Robbie chuckled. “Did you hear that, Donne? Lord spare us if Johnston ain’t come all over poetical!”

But Thomas was not attending. Carr had had a nasty habit of losing spouses. Did Fia too? “Her husband is dead, you say?”

“Yes,” Robbie answered, his smile fading. “Didn’t know him meself. Older fellow. Stolid Scottish merchant. Caused quite a stir when Lady Fia ran off with him.”

“She eloped with him?” It made little sense. Why would Fia have eloped with a Scottish nobody?

“A short month after her arrival,” Johnston said, “and I know for a fact that she’d received three offers before MacFarlane took off with her.”

“He was a wealthy man?” Thomas asked sardonically.

“Exceptionally wealthy.”

Pip swung about. He’d apparently been listening after all. “There is only one reason a lady of Lady Fia’s quality would elope. Obviously she was in love.”

“Obviously.” Johnston’s head bobbed in innocent agreement.

“Without a doubt,” Robbie concurred.

Pip nodded gruffly and went back to studying Fia.

“How did Carr take the news of his daughter’s elopement?” Thomas asked.

“Carr?” Robbie’s nostrils flared delicately, as though scenting tainted meat. “Can’t recall.

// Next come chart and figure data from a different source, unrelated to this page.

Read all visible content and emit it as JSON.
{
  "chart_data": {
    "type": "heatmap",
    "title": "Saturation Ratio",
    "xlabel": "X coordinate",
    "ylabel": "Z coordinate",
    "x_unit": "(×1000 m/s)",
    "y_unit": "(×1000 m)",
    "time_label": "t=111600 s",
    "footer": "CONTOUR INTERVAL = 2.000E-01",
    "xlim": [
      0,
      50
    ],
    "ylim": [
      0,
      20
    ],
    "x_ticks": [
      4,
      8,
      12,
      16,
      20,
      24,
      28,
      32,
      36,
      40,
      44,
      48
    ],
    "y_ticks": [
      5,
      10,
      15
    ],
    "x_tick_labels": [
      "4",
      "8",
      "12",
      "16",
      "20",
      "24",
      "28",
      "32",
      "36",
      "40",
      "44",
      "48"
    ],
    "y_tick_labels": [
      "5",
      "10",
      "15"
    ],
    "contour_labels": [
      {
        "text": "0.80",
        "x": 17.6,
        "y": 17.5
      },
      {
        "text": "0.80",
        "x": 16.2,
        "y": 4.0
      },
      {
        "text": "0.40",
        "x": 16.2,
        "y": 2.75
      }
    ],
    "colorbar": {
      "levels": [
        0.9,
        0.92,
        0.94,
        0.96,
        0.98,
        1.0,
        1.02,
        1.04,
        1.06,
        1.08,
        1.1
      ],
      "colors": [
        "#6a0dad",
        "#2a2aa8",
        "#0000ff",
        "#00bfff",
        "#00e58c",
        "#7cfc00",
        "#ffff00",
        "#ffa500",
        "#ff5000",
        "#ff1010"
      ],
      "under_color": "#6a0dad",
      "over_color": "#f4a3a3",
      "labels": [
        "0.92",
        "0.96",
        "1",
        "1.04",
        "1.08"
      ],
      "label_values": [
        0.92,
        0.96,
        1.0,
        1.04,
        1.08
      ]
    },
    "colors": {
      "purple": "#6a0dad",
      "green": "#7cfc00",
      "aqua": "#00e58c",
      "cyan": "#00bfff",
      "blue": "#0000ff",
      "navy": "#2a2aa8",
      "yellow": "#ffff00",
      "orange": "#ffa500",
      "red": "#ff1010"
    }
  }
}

Though later MacFarlane and he became boon companions. The two were inseparable.”

“Lady Fia must have been relieved there was such accord between her father and her husband,” Thomas said.

“One couldn’t say,” Johnston said. “Lady Fia never came to town. Quite withdrew from society once she’d wed. Spent five years marooned at MacFarlane’s country house. Lord, she must have hated it for—” Johnston leaned forward, glanced circumspectly at Pip’s back, and whispered, “—to be perfectly blunt, she came back into society months before her mourning period was officially over.”

“Who can blame her?” Pip cast about angrily.

Johnston sighed, looking upward as though to ask heaven how the lad’s hearing could be so keen.

“A beautiful young woman like that?” Pip continued. “Kept in some heathenish backwoods when she should be celebrated, admired, and revered? Why, ’twas abominable of MacFarlane to keep her there!”

“Precisely!” Robbie agreed.

“My thoughts exactly,” Johnston nodded vigorously.

Thomas did not want to ask but the suspicion forming in his mind would not let him remain silent. “Was she able to comfort MacFarlane in his final hours?”

“That’s the tragedy of it!” Pip flung out his hand. “He was in town and she was in the lowlands.”

She hadn’t killed him.

“That’s right,” Johnston agreed. “MacFarlane was here, with that … with Carr. The man ought to be brought up on charges of murder.”